Hey @eldraco I read the detection_modules.md file. It has just 1 line about ML flows module. I can add a paragraph about it, similar to other detections. I need more information on how ML flows. We can adda video later once we get traffic that triggers the module.

Looking at the code, I understood following(not everything will go in documentation)

  1. ML Flow module, is a binary classification.
  2. It is trained on sets of packets, if found none 2 packets are hardcoded to train
  3. Training model is saved in bin file, for prediction later
  4. Training packets, have features like "icmp, icmp-v6, udp, tcp, source ip, destination ip, total packets send, total bytes".
  5. Packets without ports number are not part of features.
  6. Module uses SGD classifier for training and testing using partial_fit method.

patel-lay avatar Jul 17 '24 23:07 patel-lay

Yes, please add a new section to that file, but not only one paragraph, because it will not be enough to explain everything.
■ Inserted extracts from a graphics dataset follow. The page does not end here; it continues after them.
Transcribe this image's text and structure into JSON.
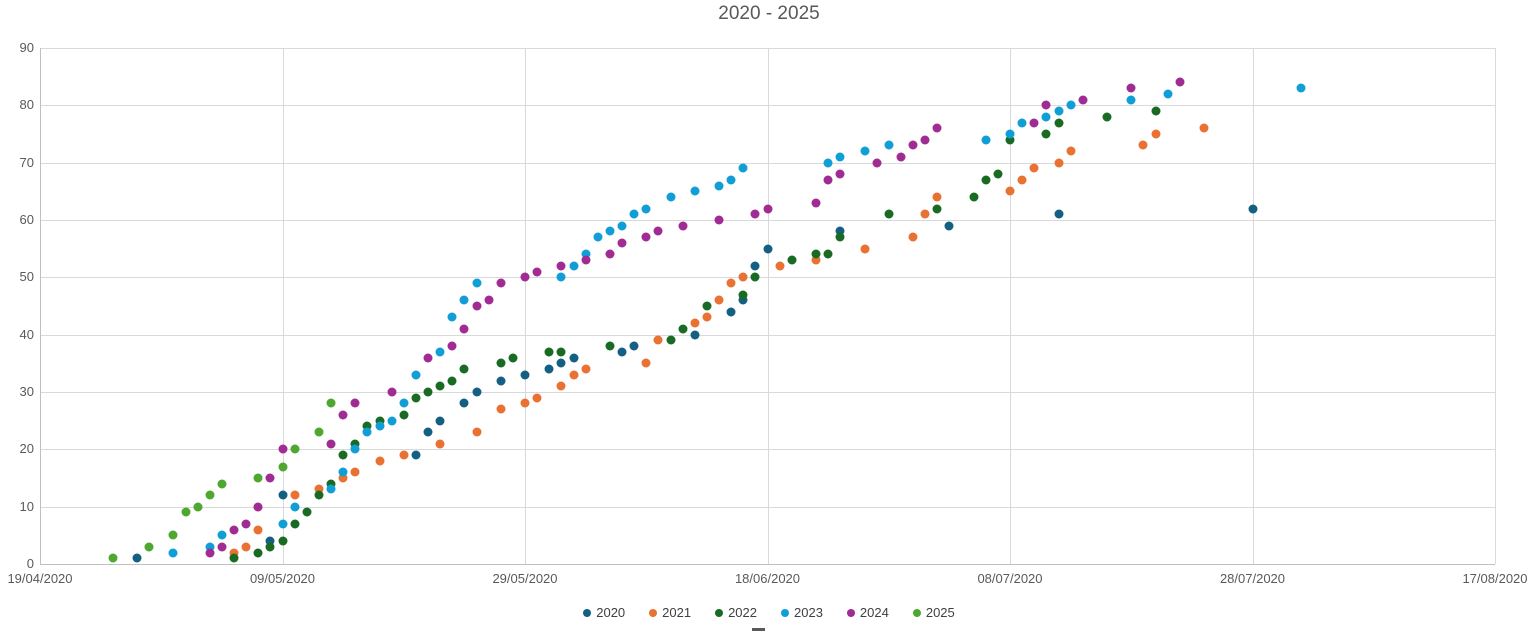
{
  "title": "2020 - 2025",
  "chart_data": {
    "type": "scatter",
    "title": "2020 - 2025",
    "x_axis": {
      "kind": "date",
      "tick_labels": [
        "19/04/2020",
        "09/05/2020",
        "29/05/2020",
        "18/06/2020",
        "08/07/2020",
        "28/07/2020",
        "17/08/2020"
      ],
      "tick_days": [
        0,
        20,
        40,
        60,
        80,
        100,
        120
      ],
      "range_days": [
        0,
        120
      ],
      "grid": true
    },
    "y_axis": {
      "min": 0,
      "max": 90,
      "step": 10,
      "tick_labels": [
        "0",
        "10",
        "20",
        "30",
        "40",
        "50",
        "60",
        "70",
        "80",
        "90"
      ],
      "grid": true
    },
    "legend": {
      "position": "bottom",
      "entries": [
        "2020",
        "2021",
        "2022",
        "2023",
        "2024",
        "2025"
      ]
    },
    "point_format": "[date dd/mm, day offset from 19/04/2020, value]",
    "series": [
      {
        "name": "2020",
        "color": "#156082",
        "points": [
          [
            "27/04",
            8,
            1
          ],
          [
            "08/05",
            19,
            4
          ],
          [
            "09/05",
            20,
            12
          ],
          [
            "20/05",
            31,
            19
          ],
          [
            "21/05",
            32,
            23
          ],
          [
            "22/05",
            33,
            25
          ],
          [
            "24/05",
            35,
            28
          ],
          [
            "25/05",
            36,
            30
          ],
          [
            "27/05",
            38,
            32
          ],
          [
            "29/05",
            40,
            33
          ],
          [
            "31/05",
            42,
            34
          ],
          [
            "01/06",
            43,
            35
          ],
          [
            "02/06",
            44,
            36
          ],
          [
            "06/06",
            48,
            37
          ],
          [
            "07/06",
            49,
            38
          ],
          [
            "12/06",
            54,
            40
          ],
          [
            "15/06",
            57,
            44
          ],
          [
            "16/06",
            58,
            46
          ],
          [
            "17/06",
            59,
            52
          ],
          [
            "18/06",
            60,
            55
          ],
          [
            "24/06",
            66,
            58
          ],
          [
            "03/07",
            75,
            59
          ],
          [
            "12/07",
            84,
            61
          ],
          [
            "28/07",
            100,
            62
          ]
        ]
      },
      {
        "name": "2021",
        "color": "#E97132",
        "points": [
          [
            "05/05",
            16,
            2
          ],
          [
            "06/05",
            17,
            3
          ],
          [
            "07/05",
            18,
            6
          ],
          [
            "10/05",
            21,
            12
          ],
          [
            "12/05",
            23,
            13
          ],
          [
            "14/05",
            25,
            15
          ],
          [
            "15/05",
            26,
            16
          ],
          [
            "17/05",
            28,
            18
          ],
          [
            "19/05",
            30,
            19
          ],
          [
            "22/05",
            33,
            21
          ],
          [
            "25/05",
            36,
            23
          ],
          [
            "27/05",
            38,
            27
          ],
          [
            "29/05",
            40,
            28
          ],
          [
            "30/05",
            41,
            29
          ],
          [
            "01/06",
            43,
            31
          ],
          [
            "02/06",
            44,
            33
          ],
          [
            "03/06",
            45,
            34
          ],
          [
            "08/06",
            50,
            35
          ],
          [
            "09/06",
            51,
            39
          ],
          [
            "12/06",
            54,
            42
          ],
          [
            "13/06",
            55,
            43
          ],
          [
            "14/06",
            56,
            46
          ],
          [
            "15/06",
            57,
            49
          ],
          [
            "16/06",
            58,
            50
          ],
          [
            "19/06",
            61,
            52
          ],
          [
            "22/06",
            64,
            53
          ],
          [
            "26/06",
            68,
            55
          ],
          [
            "30/06",
            72,
            57
          ],
          [
            "01/07",
            73,
            61
          ],
          [
            "02/07",
            74,
            64
          ],
          [
            "08/07",
            80,
            65
          ],
          [
            "09/07",
            81,
            67
          ],
          [
            "10/07",
            82,
            69
          ],
          [
            "12/07",
            84,
            70
          ],
          [
            "13/07",
            85,
            72
          ],
          [
            "19/07",
            91,
            73
          ],
          [
            "20/07",
            92,
            75
          ],
          [
            "24/07",
            96,
            76
          ]
        ]
      },
      {
        "name": "2022",
        "color": "#196B24",
        "points": [
          [
            "05/05",
            16,
            1
          ],
          [
            "07/05",
            18,
            2
          ],
          [
            "08/05",
            19,
            3
          ],
          [
            "09/05",
            20,
            4
          ],
          [
            "10/05",
            21,
            7
          ],
          [
            "11/05",
            22,
            9
          ],
          [
            "12/05",
            23,
            12
          ],
          [
            "13/05",
            24,
            14
          ],
          [
            "14/05",
            25,
            19
          ],
          [
            "15/05",
            26,
            21
          ],
          [
            "16/05",
            27,
            24
          ],
          [
            "17/05",
            28,
            25
          ],
          [
            "19/05",
            30,
            26
          ],
          [
            "20/05",
            31,
            29
          ],
          [
            "21/05",
            32,
            30
          ],
          [
            "22/05",
            33,
            31
          ],
          [
            "23/05",
            34,
            32
          ],
          [
            "24/05",
            35,
            34
          ],
          [
            "27/05",
            38,
            35
          ],
          [
            "28/05",
            39,
            36
          ],
          [
            "31/05",
            42,
            37
          ],
          [
            "01/06",
            43,
            37
          ],
          [
            "05/06",
            47,
            38
          ],
          [
            "10/06",
            52,
            39
          ],
          [
            "11/06",
            53,
            41
          ],
          [
            "13/06",
            55,
            45
          ],
          [
            "16/06",
            58,
            47
          ],
          [
            "17/06",
            59,
            50
          ],
          [
            "20/06",
            62,
            53
          ],
          [
            "22/06",
            64,
            54
          ],
          [
            "23/06",
            65,
            54
          ],
          [
            "24/06",
            66,
            57
          ],
          [
            "28/06",
            70,
            61
          ],
          [
            "02/07",
            74,
            62
          ],
          [
            "05/07",
            77,
            64
          ],
          [
            "06/07",
            78,
            67
          ],
          [
            "07/07",
            79,
            68
          ],
          [
            "08/07",
            80,
            74
          ],
          [
            "11/07",
            83,
            75
          ],
          [
            "12/07",
            84,
            77
          ],
          [
            "16/07",
            88,
            78
          ],
          [
            "20/07",
            92,
            79
          ]
        ]
      },
      {
        "name": "2023",
        "color": "#0F9ED5",
        "points": [
          [
            "30/04",
            11,
            2
          ],
          [
            "03/05",
            14,
            3
          ],
          [
            "04/05",
            15,
            5
          ],
          [
            "09/05",
            20,
            7
          ],
          [
            "10/05",
            21,
            10
          ],
          [
            "13/05",
            24,
            13
          ],
          [
            "14/05",
            25,
            16
          ],
          [
            "15/05",
            26,
            20
          ],
          [
            "16/05",
            27,
            23
          ],
          [
            "17/05",
            28,
            24
          ],
          [
            "18/05",
            29,
            25
          ],
          [
            "19/05",
            30,
            28
          ],
          [
            "20/05",
            31,
            33
          ],
          [
            "22/05",
            33,
            37
          ],
          [
            "23/05",
            34,
            43
          ],
          [
            "24/05",
            35,
            46
          ],
          [
            "25/05",
            36,
            49
          ],
          [
            "01/06",
            43,
            50
          ],
          [
            "02/06",
            44,
            52
          ],
          [
            "03/06",
            45,
            54
          ],
          [
            "04/06",
            46,
            57
          ],
          [
            "05/06",
            47,
            58
          ],
          [
            "06/06",
            48,
            59
          ],
          [
            "07/06",
            49,
            61
          ],
          [
            "08/06",
            50,
            62
          ],
          [
            "10/06",
            52,
            64
          ],
          [
            "12/06",
            54,
            65
          ],
          [
            "14/06",
            56,
            66
          ],
          [
            "15/06",
            57,
            67
          ],
          [
            "16/06",
            58,
            69
          ],
          [
            "23/06",
            65,
            70
          ],
          [
            "24/06",
            66,
            71
          ],
          [
            "26/06",
            68,
            72
          ],
          [
            "28/06",
            70,
            73
          ],
          [
            "06/07",
            78,
            74
          ],
          [
            "08/07",
            80,
            75
          ],
          [
            "09/07",
            81,
            77
          ],
          [
            "11/07",
            83,
            78
          ],
          [
            "12/07",
            84,
            79
          ],
          [
            "13/07",
            85,
            80
          ],
          [
            "18/07",
            90,
            81
          ],
          [
            "21/07",
            93,
            82
          ],
          [
            "01/08",
            104,
            83
          ]
        ]
      },
      {
        "name": "2024",
        "color": "#A02B93",
        "points": [
          [
            "03/05",
            14,
            2
          ],
          [
            "04/05",
            15,
            3
          ],
          [
            "05/05",
            16,
            6
          ],
          [
            "06/05",
            17,
            7
          ],
          [
            "07/05",
            18,
            10
          ],
          [
            "08/05",
            19,
            15
          ],
          [
            "09/05",
            20,
            20
          ],
          [
            "13/05",
            24,
            21
          ],
          [
            "14/05",
            25,
            26
          ],
          [
            "15/05",
            26,
            28
          ],
          [
            "18/05",
            29,
            30
          ],
          [
            "21/05",
            32,
            36
          ],
          [
            "23/05",
            34,
            38
          ],
          [
            "24/05",
            35,
            41
          ],
          [
            "25/05",
            36,
            45
          ],
          [
            "26/05",
            37,
            46
          ],
          [
            "27/05",
            38,
            49
          ],
          [
            "29/05",
            40,
            50
          ],
          [
            "30/05",
            41,
            51
          ],
          [
            "01/06",
            43,
            52
          ],
          [
            "03/06",
            45,
            53
          ],
          [
            "05/06",
            47,
            54
          ],
          [
            "06/06",
            48,
            56
          ],
          [
            "08/06",
            50,
            57
          ],
          [
            "09/06",
            51,
            58
          ],
          [
            "11/06",
            53,
            59
          ],
          [
            "14/06",
            56,
            60
          ],
          [
            "17/06",
            59,
            61
          ],
          [
            "18/06",
            60,
            62
          ],
          [
            "22/06",
            64,
            63
          ],
          [
            "23/06",
            65,
            67
          ],
          [
            "24/06",
            66,
            68
          ],
          [
            "27/06",
            69,
            70
          ],
          [
            "29/06",
            71,
            71
          ],
          [
            "30/06",
            72,
            73
          ],
          [
            "01/07",
            73,
            74
          ],
          [
            "02/07",
            74,
            76
          ],
          [
            "10/07",
            82,
            77
          ],
          [
            "11/07",
            83,
            80
          ],
          [
            "14/07",
            86,
            81
          ],
          [
            "18/07",
            90,
            83
          ],
          [
            "22/07",
            94,
            84
          ]
        ]
      },
      {
        "name": "2025",
        "color": "#4EA72E",
        "points": [
          [
            "25/04",
            6,
            1
          ],
          [
            "28/04",
            9,
            3
          ],
          [
            "30/04",
            11,
            5
          ],
          [
            "01/05",
            12,
            9
          ],
          [
            "02/05",
            13,
            10
          ],
          [
            "03/05",
            14,
            12
          ],
          [
            "04/05",
            15,
            14
          ],
          [
            "07/05",
            18,
            15
          ],
          [
            "09/05",
            20,
            17
          ],
          [
            "10/05",
            21,
            20
          ],
          [
            "12/05",
            23,
            23
          ],
          [
            "13/05",
            24,
            28
          ]
        ]
      }
    ]
  }
}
I suggest that you write about it while you use it and get comfortable with it.

  1. It uses a scaler object to scale all the values to the same range, like a normalization. It is trained during training, and stored in a bin file, so it can be used later in testing. This is important because the scale of the training data should be the same as the scale of the testing data. However, new testing data may arrive outside the scale, so we are careful.
  2. the model used now is a SGDClassifier() from scikit-learn, which is a linear classifier. This is not a good model, but we use it to test the idea and because scikit-learn can do transfer-learning using this model.
  3. ICMP and other protocols are not features. Read the code, this are protocols to ignore. The rest are features
  4. Features must be numeric for now. So no categorical features are used.
  5. Use use transfer learning to incorporate the packets from users into the model deployed within Slips when you clone the repo. This means that you can 'extend' the original model with your data without loosing the capabilities of the original model.
  6. Src IP and dst IP are never used, so the model is not biased towards a particular IP.
  7. The two hardcoded flows must be used, because when you 'transfer-learning' your traffic at home you need some 'benign' and some 'malicious' flow to have a classification model. If you try to train a classification model with only one class, it will fail. So this gives a very small flow as 'starting' point

eldraco avatar Jul 18 '24 12:07 eldraco

Also be careful that it was reported that the training was failing now. So I'm fixing it

eldraco avatar Jul 18 '24 12:07 eldraco